Hipster: That’s the phone booth where I lost my virginity! – Bedford Ave, Williamsburg
Archive for the ‘Williamsburg’ Category
Loving Teenagers
Teenage girl #1: What are you talking about? I hate so many people!
Teenage girl #2: No you don’t!
Teenage girl #1: Yes I do!
Teenage girl #2: I always talk about how much I hate Tom and you–
Teenage girl #1: Oh, I don’t hate people I know. I only hate celebrities.
–Williamsburg
A Jewish Hipster? For Real?
Hipster Girl: Hipsterism was made for Jewish guys and Asian Girls. – Williamsburg
No, you really don’t want to be there
Yuppie: If I could be anywhere in the world now, I would be in the West Bank. – Cafe, Williamsburg
I Love Table Tennis, However
Young man #1: Do you want to play ping pong?
Young man #2: No.
Young man #1: Do you play ping pong?
Young man #2: No.
Young man #1: REALLY?????? You don’t play ping pong?????
–N. 11th St, Williamsburg
Lazy in Bed
Yuppie: He said, “I’m a beautiful man, I deserve to be with a beautiful woman.” Because he’s so in love with himself he’s so lazy in bed. –Williamsburg
Good Question!
Black guy: Tell that nigger my party is tonight in Nochez.
Hispanic guy on cell: Yo, this nigger’s party is tonight in Nochez.

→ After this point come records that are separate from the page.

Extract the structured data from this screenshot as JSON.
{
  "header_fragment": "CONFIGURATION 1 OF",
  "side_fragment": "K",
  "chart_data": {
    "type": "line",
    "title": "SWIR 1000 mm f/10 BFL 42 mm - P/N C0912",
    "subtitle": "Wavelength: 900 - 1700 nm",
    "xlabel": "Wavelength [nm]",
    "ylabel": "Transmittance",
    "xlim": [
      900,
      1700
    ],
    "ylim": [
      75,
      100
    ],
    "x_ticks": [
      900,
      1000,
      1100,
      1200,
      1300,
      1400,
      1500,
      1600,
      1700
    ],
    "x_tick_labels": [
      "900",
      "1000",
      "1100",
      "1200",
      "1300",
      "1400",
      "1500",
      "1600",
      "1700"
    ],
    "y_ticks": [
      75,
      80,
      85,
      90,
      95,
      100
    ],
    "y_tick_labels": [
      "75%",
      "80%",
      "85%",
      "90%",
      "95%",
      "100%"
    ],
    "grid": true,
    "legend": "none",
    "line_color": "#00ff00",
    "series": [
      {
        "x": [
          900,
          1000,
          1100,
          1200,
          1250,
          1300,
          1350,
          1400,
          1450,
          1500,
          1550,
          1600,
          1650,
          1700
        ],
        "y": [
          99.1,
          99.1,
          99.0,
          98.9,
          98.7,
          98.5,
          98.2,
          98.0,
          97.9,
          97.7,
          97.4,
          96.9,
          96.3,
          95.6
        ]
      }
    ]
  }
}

Black woman: Why is the word ‘nigger’ being said so much here?
–KFC, Delancey Street
Methinks the Lady Doth Protest Too Much
Puerto Rican Teenager #1 in Williamsburg: “Hey, calling someone else gay means that you’re gay!” Puerto Rican Teenager #2: “Are you calling me gay? ARE YOU CALLING ME GAY? I’m not gay! Bring any woman out here right now, and I will fuck her in front of you all, in front of the world. Anyone. Do it, right now! I will show the whole world that I am not gay! Do you hear me? Do you hear me? I AM NOT GAY!”
Blackout in Williamsburg
Hipster screamed out: “Michael Bloomberg has electricity now!”
Providential New England
Hipster in Williamsburg: I’ve traveled all around the providentials of New England.